The stability of deoxyribonucleic acid (DNA) once it leaves a living organism is a variable determined by its surrounding environment. Exogenous DNA, which includes genetic material shed from skin cells, hair, saliva, or blood, begins to degrade immediately upon release. How long it lasts depends on whether the goal is to detect any remaining fragment or to obtain a complete, usable genetic profile. DNA longevity can range from mere hours under harsh conditions to millions of years in protective natural environments. Survival is governed by the rate at which the molecular structure breaks down, a process heavily influenced by external physical and biological forces.
How DNA Molecules Degrade
Once a cell dies and releases its genetic material, the protective mechanisms that maintain its integrity cease, and chemical breakdown begins. One primary form of damage is hydrolysis, where water molecules react with the DNA structure, causing the cleavage of chemical bonds. This process attacks the glycosidic bonds connecting nucleobases to the sugar-phosphate backbone, leading to the loss of bases like adenine and guanine in a process called depurination.
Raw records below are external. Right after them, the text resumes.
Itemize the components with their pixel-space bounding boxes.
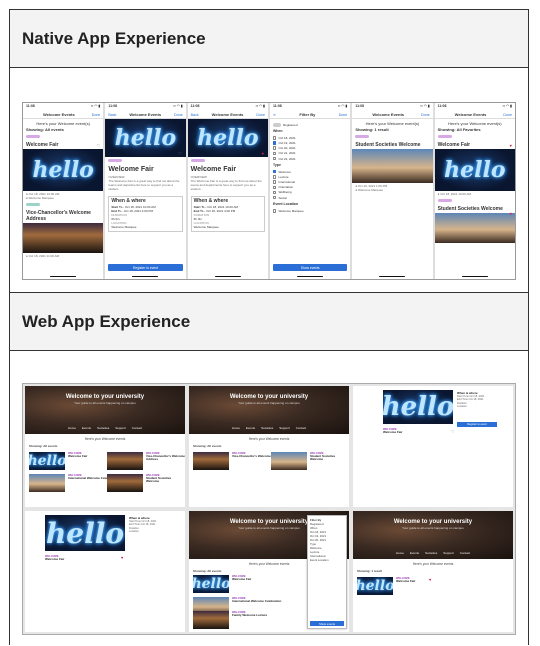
show-events-button[interactable]: Show events [310, 621, 344, 626]
event-title[interactable]: Vice-Chancellor's Welcome Address [23, 209, 103, 223]
web-screen-filtered: Welcome to your university Your guide to … [353, 511, 513, 632]
greeting: Here's your Welcome event(s) [36, 121, 90, 126]
nav-title: Welcome Events [43, 112, 75, 117]
heart-filled-icon[interactable]: ♥ [262, 151, 264, 156]
showing-label: Showing: All events [26, 127, 64, 132]
event-image [23, 223, 104, 253]
event-image [434, 213, 515, 243]
event-image: hello [187, 119, 268, 157]
filter-title: Filter By [299, 112, 316, 117]
phone-screen-detail: 11:08 ▪▪ ◠ ▮ Back Welcome Events Done hello… [105, 103, 186, 279]
event-image: hello [434, 149, 515, 191]
event-title: Welcome Fair [108, 166, 154, 173]
web-screen-detail: hello When & where Start Time Oct 18, 202… [353, 386, 513, 507]
web-section-heading: Web App Experience [10, 293, 528, 351]
native-phone-strip: 11:08 ▪▪ ◠ ▮ Welcome Events Done Here's yo… [22, 102, 516, 280]
showing-label: Showing: 1 result [355, 127, 389, 132]
register-button[interactable]: Register to event [108, 264, 183, 271]
phone-screen-filtered: 11:08 ▪▪ ◠ ▮ Welcome Events Done Here's yo… [352, 103, 433, 279]
phone-screen-list: 11:08 ▪▪ ◠ ▮ Welcome Events Done Here's yo… [23, 103, 104, 279]
heart-icon[interactable]: ♡ [97, 143, 101, 148]
event-title[interactable]: Welcome Fair [23, 141, 103, 149]
show-events-button[interactable]: Show events [272, 264, 348, 271]
event-title[interactable]: Student Societies Welcome [352, 141, 432, 149]
event-title[interactable]: Welcome Fair [435, 141, 515, 149]
web-screenshot-grid: Welcome to your university Your guide to … [22, 383, 516, 635]
showing-label: Showing: All Favorites [437, 127, 481, 132]
web-screen-filter: Welcome to your university Your guide to … [189, 511, 349, 632]
when-where-heading: When & where [111, 198, 146, 204]
filter-panel: Filter By Registered When Oct 18, 2021 O… [307, 515, 347, 629]
event-image: hello [105, 119, 186, 157]
phone-screen-favorites: 11:08 ▪▪ ◠ ▮ Welcome Events Done Here's yo… [434, 103, 515, 279]
done-button[interactable]: Done [92, 113, 101, 117]
web-screen-list: Welcome to your university Your guide to … [25, 386, 185, 507]
back-button[interactable]: Back [108, 113, 116, 117]
web-screen-detail-favorited: hello When & where Start Time Oct 18, 202… [25, 511, 185, 632]
web-section: Web App Experience Welcome to your unive… [10, 293, 528, 646]
phone-screen-detail-favorited: 11:08 ▪▪ ◠ ▮ Back Welcome Events Done hello… [187, 103, 268, 279]
comparison-frame: Native App Experience 11:08 ▪▪ ◠ ▮ Welcom… [9, 9, 529, 645]
register-button[interactable]: Register to event [457, 422, 497, 427]
heart-icon[interactable]: ♡ [178, 151, 182, 156]
event-image [352, 149, 433, 183]
web-screen-list-scrolled: Welcome to your university Your guide to … [189, 386, 349, 507]
phone-screen-filter: 11:08 ▪▪ ◠ ▮ ✕ Filter By Done Registered Wh… [269, 103, 351, 279]
event-image: hello [23, 149, 104, 191]
event-title: Welcome Fair [190, 166, 237, 173]
native-section: Native App Experience 11:08 ▪▪ ◠ ▮ Welcom… [10, 10, 528, 293]
event-title[interactable]: Student Societies Welcome [435, 205, 515, 213]
registered-toggle[interactable] [272, 122, 281, 127]
native-section-heading: Native App Experience [10, 10, 528, 68]
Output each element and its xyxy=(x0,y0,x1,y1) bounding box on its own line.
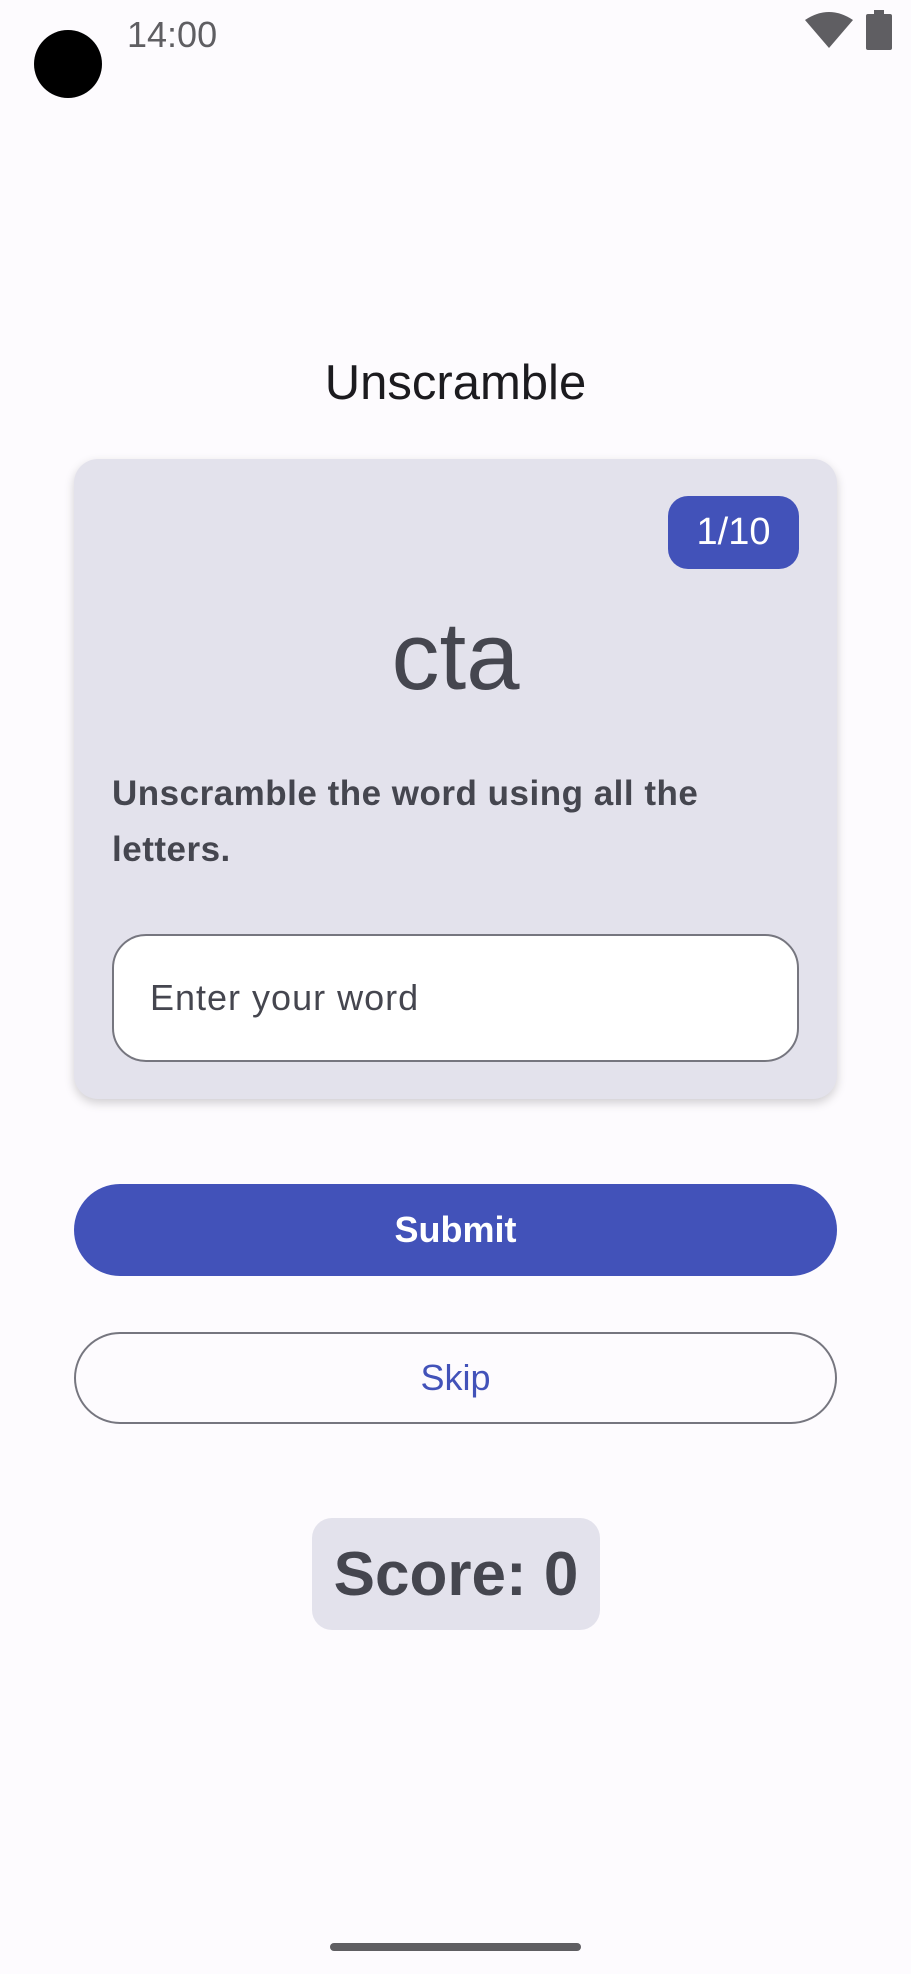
score-display: Score: 0 xyxy=(312,1518,600,1630)
camera-cutout xyxy=(34,30,102,98)
scrambled-word: cta xyxy=(391,603,520,710)
status-time: 14:00 xyxy=(127,14,218,55)
skip-button[interactable]: Skip xyxy=(74,1332,837,1424)
word-count-badge: 1/10 xyxy=(668,496,799,569)
status-bar: 14:00 xyxy=(0,0,911,110)
home-indicator[interactable] xyxy=(330,1943,581,1951)
battery-icon xyxy=(866,10,892,50)
word-input[interactable] xyxy=(112,934,799,1062)
wifi-icon xyxy=(805,12,853,48)
submit-button[interactable]: Submit xyxy=(74,1184,837,1276)
game-card: 1/10 cta Unscramble the word using all t… xyxy=(74,459,837,1099)
page-title: Unscramble xyxy=(324,356,587,410)
instructions-text: Unscramble the word using all the letter… xyxy=(112,774,699,869)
The DNA backbone is also subject to hydrolytic rupture. While phosphodiester bonds are relatively stable, the loss of bases causes subsequent breaks in the sugar-phosphate structure, resulting in DNA fragmentation. Another major chemical threat is oxidation, which involves reactive oxygen species modifying the nucleobases, such as converting cytosine into uracil.
Biological agents also play a significant role in degradation through enzymatic activity, especially in the minutes and hours following the DNA’s release. Nucleases are enzymes that cleave the phosphodiester bonds, quickly breaking down the long DNA strands into shorter fragments. These enzymes can be released from the dead cells or come from environmental sources, such as bacteria and fungi that use the genetic material as a nutrient source.
External Conditions That Accelerate Breakdown
The speed of degradation mechanisms is highly dependent on the external physical and biological conditions surrounding the DNA sample. Temperature is a major factor because chemical reactions, including hydrolysis and oxidation, are accelerated by heat. Low temperatures, such as those found in frozen environments, dramatically slow down molecular motion and chemical activity, offering significant protection.
Moisture and humidity are also destructive because water is necessary for the hydrolysis reaction to occur. Dry environments are far more protective, as the lack of water prevents the chemical cleavage of DNA bonds. Conversely, damp environments promote the growth of microorganisms, which release nucleases that actively digest the genetic material.
Ultraviolet (UV) radiation from direct sunlight is particularly destructive, causing chemical changes like cross-linking and breaks in the DNA strands. Exposure to UV light can degrade DNA so severely that it becomes unusable for forensic analysis after a short period.
Microbial activity is another significant threat, as bacteria and fungi view the shed DNA as a source of carbon and phosphorus. These organisms secrete extracellular nucleases to break down the genetic material, rapidly reducing its concentration. This biological degradation is especially effective in environmental water, where DNA concentration can drop by over 90% in the first 48 hours.
Survival Timelines in Different Settings
The practical longevity of DNA is often measured by the time it remains amplifiable, meaning the genetic fragments are intact enough to be analyzed for a profile. In short-term scenarios, such as forensic surfaces, the timeline is highly variable. DNA left on dry, clean surfaces, often called “touch DNA,” can persist for hours to several weeks, but its usability depends heavily on the initial amount deposited and environmental exposure.
On metal surfaces kept indoors, touch DNA can remain usable for up to nine months, but if exposed to outdoor conditions, this timeline may drop to about six months. In contrast, a dried biological sample like blood or saliva kept in a cool, dark place can preserve DNA for years or even decades with minimal degradation. However, if the sample becomes damp or is exposed to sunlight, the DNA can be destroyed in a matter of days.
Environmental samples represent a medium-term survival scenario, often lasting months to decades. DNA in soil and sediments persists longer than in water, partly due to the protective effect of binding to mineral particles, which shields it from nucleases and chemical damage. Human DNA released into environmental water is rapidly degraded, but mitochondrial DNA may still be detectable for up to 11 days under laboratory conditions.
The longest-term survival occurs in ancient and fossilized samples under highly specific, protective conditions. Permafrost, or permanently frozen ground, is the most effective natural preservative, slowing degradation to a near halt. Usable ancient DNA has been recovered from permafrost sediment dating back as far as two million years. In bone and teeth, the DNA is protected by the dense mineral matrix, allowing it to survive for thousands of years in dry caves.